- Born: Josep Perarnau i Espelt 8 July 1928 Avinyó, Catalonia, Spain
- Died: 1 March 2026 (aged 97)
- Education: Pontifical University of Salamanca Sapienza University of Rome LMU Munich
- Occupation: Priest

= Josep Perarnau =

Catalan priest, theologian and historian (1928–2026)

Josep Perarnau i Espelt (8 July 1928 – 1 March 2026) was a Catalan priest, theologian and historian.

==Life and career==
Perarnau studied theology in the Pontifical University of Salamanca, the Sapienza University of Rome and LMU Munich. He became a priest in Barcelona. When the Faculty of Theology of Catalonia was created, he was appointed director of the seminary of theology. In this position, he worked on his historical researches. He was a member of the Institute of Catalan Studies, and in 1990, was appointed a numerary member.
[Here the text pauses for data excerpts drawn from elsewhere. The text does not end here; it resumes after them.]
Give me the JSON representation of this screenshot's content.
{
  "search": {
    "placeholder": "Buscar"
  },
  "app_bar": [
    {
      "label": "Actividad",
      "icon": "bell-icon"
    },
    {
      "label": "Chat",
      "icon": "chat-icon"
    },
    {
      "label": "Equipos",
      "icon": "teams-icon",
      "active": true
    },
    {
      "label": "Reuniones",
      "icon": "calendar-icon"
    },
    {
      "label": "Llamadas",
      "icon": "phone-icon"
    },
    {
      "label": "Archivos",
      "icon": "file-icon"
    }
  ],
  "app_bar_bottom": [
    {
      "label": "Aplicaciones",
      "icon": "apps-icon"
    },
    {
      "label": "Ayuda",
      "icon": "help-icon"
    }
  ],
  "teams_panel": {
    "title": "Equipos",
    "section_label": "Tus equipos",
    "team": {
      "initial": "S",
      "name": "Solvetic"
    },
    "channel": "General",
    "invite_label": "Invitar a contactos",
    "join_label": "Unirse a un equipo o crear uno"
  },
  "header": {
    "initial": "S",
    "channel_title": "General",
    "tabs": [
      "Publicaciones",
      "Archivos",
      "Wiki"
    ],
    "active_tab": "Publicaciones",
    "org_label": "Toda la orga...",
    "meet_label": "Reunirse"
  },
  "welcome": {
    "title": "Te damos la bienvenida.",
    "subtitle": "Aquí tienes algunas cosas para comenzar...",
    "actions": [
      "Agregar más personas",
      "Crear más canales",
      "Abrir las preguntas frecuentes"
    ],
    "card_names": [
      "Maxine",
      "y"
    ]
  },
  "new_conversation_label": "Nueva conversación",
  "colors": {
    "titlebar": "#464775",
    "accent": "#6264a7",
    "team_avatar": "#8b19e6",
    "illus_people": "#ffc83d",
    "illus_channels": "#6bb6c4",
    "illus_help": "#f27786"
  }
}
He was deeply interested in the Middle Ages history, and studied medieval manuscripts, specially the ones of Catalan authors. From his position as director of the Arxiu de textos catalans antics (ATCA) (Archive of Ancient Catalan Texts) of the Institute of Catalan Studies he made valuable researches of unpublished works of the Middle Ages of authors such as Ramon Llull or Arnau de Vilanova.

Perarnau gathered all the forgeries that the 14th century inquisitor Nicolau Eimeric used in order to decree the existence of more than a hundred heresies in Ramon Llull's texts.

He was awarded the Serra d'Or Critics Prize about research, 1993; the Cultural Heritage National Prize, 1996; and the Narcís Monturiol Medal, 1998. These two last awards were given by the Generalitat de Catalunya (Catalan regional government). On 28 April 2009, he received an honorary degree from the University of Barcelona.

Perarnau died on 1 March 2026, at the age of 97.